At Insurtech Insights, Sarah Jacobs, senior vice president, product and underwriting, Nationwide, raised the prospect of creating value in insurance that comes from more than just paying claims. After her remarks, Digital Insurance spoke with Jacobs about how insurers can achieve this goal.
This article is from a longer interview and edited for clarity.
What does it take for insurance to move from a "repair and replace" to "protect and prevent" mindset?

It gets back to the consumer dynamic. They expect real benefit out of something that they're putting in. That's their mindset. With repair and replace, the only benefit is if you have a claim, you're getting that money back out of the system.
At a macro level, our ability to predict events is challenged, because historical patterns aren't necessarily playing out in the same way. That creates uncertainty. Both at an individual level and at a macro level, we've got to find ways to get cost out of the equation. At the end of the day, we've got to take enough money to cover the losses, if we want to be there to protect customers, but it's not sustainable to just keep pushing in more and more costs, and then passing that on to customers, either through higher premiums or less coverage. We've got to figure out how to take these big costs – legal system abuse, fraud – take that out. All of that cost out, which helps improve the affordability of the product.
How do you implement "protect and prevent"?
We have a lot of vendors and partners. We've looked at so many different devices and models and concepts. What's going to resonate with the customer? What will be most impactful? It also has to be really simple for them to do. Don't ask them to do 10 steps to prevent something that's never going to happen. We can barely get them to plug in a device and download an app.

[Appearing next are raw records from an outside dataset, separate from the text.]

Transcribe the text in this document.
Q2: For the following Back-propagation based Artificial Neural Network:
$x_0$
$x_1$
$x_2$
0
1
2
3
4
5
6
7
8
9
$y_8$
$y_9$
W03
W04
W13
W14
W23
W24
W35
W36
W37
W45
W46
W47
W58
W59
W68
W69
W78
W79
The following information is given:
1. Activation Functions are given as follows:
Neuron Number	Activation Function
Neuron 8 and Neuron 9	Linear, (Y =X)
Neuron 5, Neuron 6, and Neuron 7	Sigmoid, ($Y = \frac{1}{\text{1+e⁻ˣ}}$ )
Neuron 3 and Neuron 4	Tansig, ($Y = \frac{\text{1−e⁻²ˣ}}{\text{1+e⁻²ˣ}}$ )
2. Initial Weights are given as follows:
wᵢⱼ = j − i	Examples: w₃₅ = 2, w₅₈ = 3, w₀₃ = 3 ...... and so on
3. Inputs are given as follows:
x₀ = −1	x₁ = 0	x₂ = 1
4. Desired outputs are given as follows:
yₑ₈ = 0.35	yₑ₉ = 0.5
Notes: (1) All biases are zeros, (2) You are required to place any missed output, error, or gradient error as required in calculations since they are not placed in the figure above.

So we're really looking at it from that perspective of, is the customer going to see the value? Are they going to buy into it? Is it going to be easy for them to follow through on that? Does it create transparency and control? Control is another thing that customers are looking for. But they've got to understand whether it's telematics and how they're driving or their home and how they're maintaining it, how that directly impacts their rates. You have to find ways to really show that in their bill, in their premiums, in an ongoing positive engagement model.
How do claims and underwriting departments need to communicate?
When claims adjusters are adjusting a claim, they may see the claim is for the roof of the home, but they see that the deck is falling apart. It's creating a liability hazard. For decades, you have this manual, personal feedback loop. When a claims adjuster is adjusting and they find an issue, they report it back to underwriting. That's fine, at an individual case level, but what you really want to glean is those insights from claims at a macro level to understand what of this was preventable. That's where AI and data, gathering that claims data, analyzing that, can project into how we tackle that on the front end for underwriting.
Where should collaboration happen among carriers and within the industry?
We have the issue of getting customers to think about prevention. The costs that are getting pushed into the insurance system, they're macro level big issues – societal issues. Around legal system abuse, otherwise known as nuclear verdicts, we need to work with regulators, but carriers need to come together. After speaking, a carrier staff member stopped me to say, 'we need to think about how we use our collective data to bring to regulators to show them that this is a problem, and that it's hurting the customer.'
On building codes, we work with IBHS to show if you build a home this way, if you have defensible space around the home, you can actually prevent wildfire from reaching the home. It can sustain hurricane force winds. It's much, much more likely to sustain that, with a lot less damage. For an individual carrier, it's hard to make meaningful change at that broad level. That's where we need to collaborate, both within the company but also across carrier lines, to influence that on a broader scale.